In a recent development, on April 20 members of the US Senate Foreign Relations Committee added to the appeals to Serbia to impose sanctions, in line with other European countries.
“Our message to President Vucic, someone I've known for a long time, was also a simple one. If Serbia really wants to be part of Europe, then it can't be on the outside of the U.S.-Europe sanctions against Russia. If it continues this outlier status of trying to play a game of neutrality, there isn't going to be an invitation from Europe,” senator Chris Murphy told CNN after the meeting, a transcript of the interview from his office said.
However, after a meeting with the senators, Vucic said that Serbia is dependent on Russian energy and that imposing sanctions on traditional allies in Moscow would be “disastrous” for Serbia.
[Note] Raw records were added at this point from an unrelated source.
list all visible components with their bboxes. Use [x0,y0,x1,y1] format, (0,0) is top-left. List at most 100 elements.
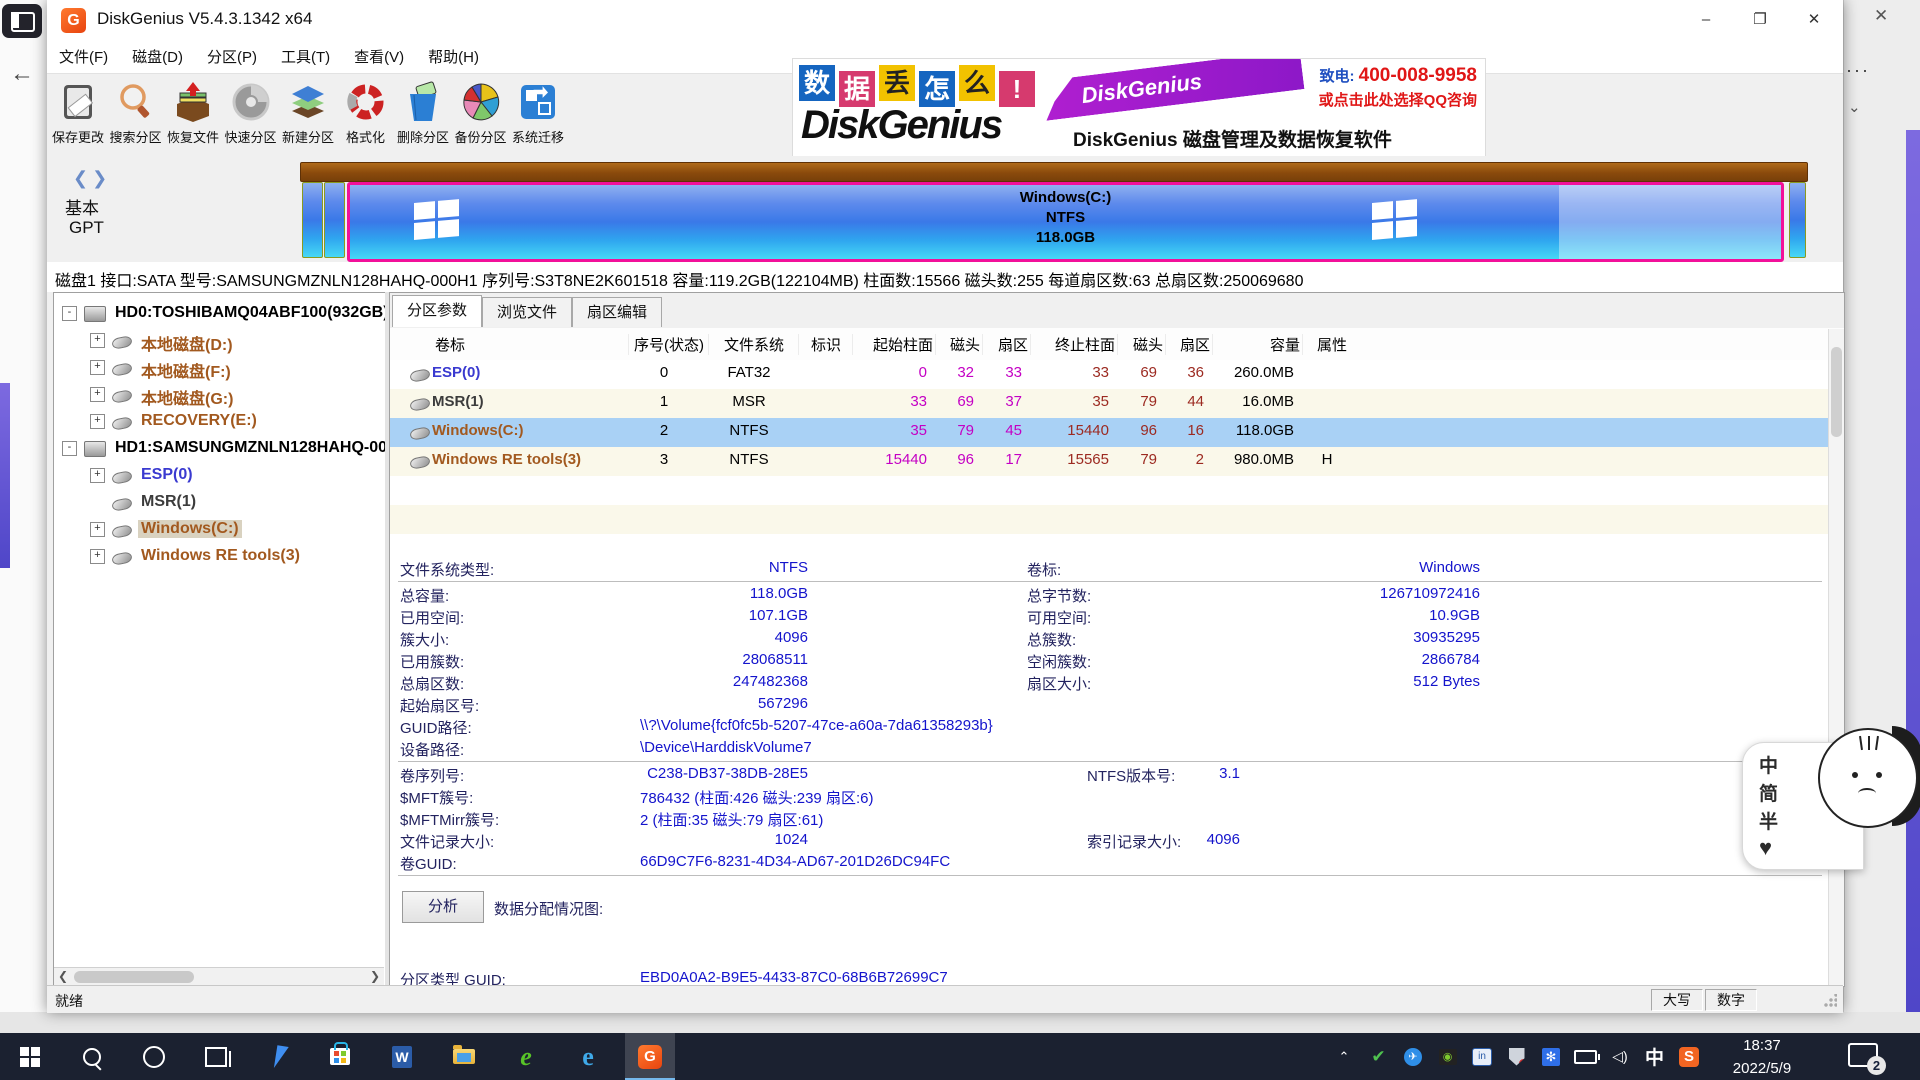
heart-icon[interactable]: ♥ [1759,835,1772,861]
taskbar-app-ie[interactable]: e [501,1033,551,1080]
ad-banner[interactable]: 数据丢怎么! DiskGenius DiskGenius 致电: 400-008… [792,58,1486,157]
scroll-right-icon[interactable]: ❯ [370,969,380,983]
partition-bar-windows-c[interactable]: Windows(C:) NTFS 118.0GB [347,182,1784,262]
tray-battery-icon[interactable] [1570,1033,1602,1080]
column-header[interactable]: 容量 [1212,334,1300,355]
column-header[interactable]: 扇区 [1165,334,1210,355]
tray-volume-icon[interactable]: ◁) [1604,1033,1636,1080]
menu-item[interactable]: 查看(V) [342,40,416,73]
ime-mode-halfwidth[interactable]: 半 [1759,807,1778,834]
expand-icon[interactable]: + [90,414,105,429]
background-app-icon[interactable] [2,4,42,38]
tree-item--d-[interactable]: +本地磁盘(D:) [54,330,384,354]
table-row-windows-re-tools-3-[interactable]: Windows RE tools(3)3NTFS1544096171556579… [390,447,1830,476]
taskbar-app-task-view[interactable] [191,1033,241,1080]
toolbar-button-2[interactable]: 搜索分区 [107,78,165,152]
toolbar-button-8[interactable]: 备份分区 [452,78,510,152]
close-button[interactable]: ✕ [1791,0,1837,40]
menu-item[interactable]: 文件(F) [47,40,120,73]
taskbar-app-search[interactable] [67,1033,117,1080]
toolbar-button-4[interactable]: 快速分区 [222,78,280,152]
expand-icon[interactable]: + [90,522,105,537]
taskbar-clock[interactable]: 18:37 2022/5/9 [1712,1033,1812,1080]
taskbar-app-word[interactable]: W [377,1033,427,1080]
scrollbar-thumb[interactable] [1831,347,1842,437]
taskbar-app-diskgenius[interactable]: G [625,1033,675,1080]
taskbar-app-start[interactable] [5,1033,55,1080]
taskbar-app-edge[interactable]: e [563,1033,613,1080]
expand-icon[interactable]: + [90,549,105,564]
partition-bar-msr[interactable] [324,182,345,258]
table-row-windows-c-[interactable]: Windows(C:)2NTFS357945154409616118.0GB [390,418,1830,447]
tray-ime-zh-icon[interactable]: 中 [1639,1033,1671,1080]
toolbar-button-9[interactable]: 系统迁移 [509,78,567,152]
column-header[interactable]: 属性 [1302,334,1358,355]
tray-nvidia-icon[interactable]: ◉ [1432,1033,1464,1080]
back-arrow-icon[interactable]: ← [10,60,34,88]
toolbar-button-1[interactable]: 保存更改 [49,78,107,152]
panel-vertical-scrollbar[interactable] [1828,329,1844,985]
doodle-face-icon[interactable] [1818,728,1918,828]
collapse-icon[interactable]: - [62,441,77,456]
tree-item-recovery-e-[interactable]: +RECOVERY(E:) [54,411,384,435]
banner-qq-link[interactable]: 或点击此处选择QQ咨询 [1319,89,1477,110]
column-header[interactable]: 磁头 [935,334,980,355]
tray-intel-icon[interactable]: in [1466,1033,1498,1080]
toolbar-button-5[interactable]: 新建分区 [279,78,337,152]
tree-item-windows-re-tools-3-[interactable]: +Windows RE tools(3) [54,546,384,570]
minimize-button[interactable]: – [1683,0,1729,40]
tray-bird-app-icon[interactable]: ✈ [1397,1033,1429,1080]
column-header[interactable]: 磁头 [1117,334,1163,355]
menu-item[interactable]: 工具(T) [269,40,342,73]
taskbar-app-store[interactable] [315,1033,365,1080]
expand-icon[interactable]: + [90,468,105,483]
tree-item--g-[interactable]: +本地磁盘(G:) [54,384,384,408]
menu-item[interactable]: 分区(P) [195,40,269,73]
tree-item-msr-1-[interactable]: MSR(1) [54,492,384,516]
tray-security-check-icon[interactable]: ✔ [1363,1033,1395,1080]
table-row-esp-0-[interactable]: ESP(0)0FAT3203233336936260.0MB [390,360,1830,389]
more-options-icon[interactable]: ··· [1846,60,1870,81]
tab-1[interactable]: 分区参数 [392,295,482,327]
tab-2[interactable]: 浏览文件 [482,297,572,327]
resize-grip[interactable] [1823,994,1837,1008]
table-row-msr-1-[interactable]: MSR(1)1MSR33693735794416.0MB [390,389,1830,418]
menu-item[interactable]: 帮助(H) [416,40,491,73]
tray-sogou-icon[interactable]: S [1673,1033,1705,1080]
tray-tray-expand-icon[interactable]: ⌃ [1328,1033,1360,1080]
chevron-down-icon[interactable]: ⌄ [1848,98,1861,116]
expand-icon[interactable]: + [90,387,105,402]
tray-snowflake-app-icon[interactable]: ✻ [1535,1033,1567,1080]
partition-bar-re-tools[interactable] [1789,182,1806,258]
tree-item--f-[interactable]: +本地磁盘(F:) [54,357,384,381]
background-close-icon[interactable]: ✕ [1874,6,1888,26]
scroll-left-icon[interactable]: ❮ [58,969,68,983]
taskbar-app-explorer[interactable] [439,1033,489,1080]
scrollbar-thumb[interactable] [74,971,194,983]
ime-mode-simplified[interactable]: 简 [1759,779,1778,806]
column-header[interactable]: 文件系统 [708,334,796,355]
maximize-button[interactable]: ❐ [1737,0,1783,40]
tree-horizontal-scrollbar[interactable]: ❮ ❯ [54,967,384,986]
expand-icon[interactable]: + [90,333,105,348]
taskbar-app-bolt-app[interactable] [253,1033,303,1080]
ime-mode-zh[interactable]: 中 [1759,751,1778,778]
menu-item[interactable]: 磁盘(D) [120,40,195,73]
tree-item-windows-c-[interactable]: +Windows(C:) [54,519,384,543]
column-header[interactable]: 起始柱面 [852,334,933,355]
toolbar-button-6[interactable]: 格式化 [337,78,395,152]
partition-bar-esp[interactable] [302,182,323,258]
ime-floating-widget[interactable]: 中 简 半 ♥ [1742,742,1920,868]
tray-defender-alert-icon[interactable] [1501,1033,1533,1080]
disk-nav-arrows[interactable]: ❮❯ [73,168,111,189]
collapse-icon[interactable]: - [62,306,77,321]
column-header[interactable]: 标识 [798,334,850,355]
tree-item-hd0-toshibamq04abf100-932gb-[interactable]: -HD0:TOSHIBAMQ04ABF100(932GB) [54,303,384,327]
taskbar-app-cortana[interactable] [129,1033,179,1080]
column-header[interactable]: 卷标 [432,334,625,355]
tree-item-hd1-samsungmznln128hahq-000[interactable]: -HD1:SAMSUNGMZNLN128HAHQ-000 [54,438,384,462]
column-header[interactable]: 终止柱面 [1030,334,1115,355]
column-header[interactable]: 扇区 [982,334,1028,355]
notification-center-icon[interactable]: 2 [1848,1041,1882,1071]
tab-3[interactable]: 扇区编辑 [572,297,662,327]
Serbia imports most of its gas from Russia and Gazprom is the majority owner of its Banatski Dvor gas storage facility.
Vucic said when announcing Serbia’s initial decision not to join sanctions, immediately after Russia’s invasion of Ukraine, that sanctions decisions would be guided “solely by the protection of its citizens' vital economic and political interests”.
He made the same point again in an interview with the Financial Times in mid April when he said that Serbia will not jeopardise its national interests by joining the sanctions. “[W]e have our own side, Serbia’s interests,” he said.
"We have a sort of protection [from Russia]. What do [Western countries] want? Leave all our national interests because someone needs something for themselves?" he told the Financial Times.
Europe typically absorbs around 70% of Russia’s gas exports. Serbia’s talks with Russia are taking place at a time when other governments in the region are looking at ways to move away from dependence on Russian gas imports for fear gas revenues are being used to fund the Russian war machine.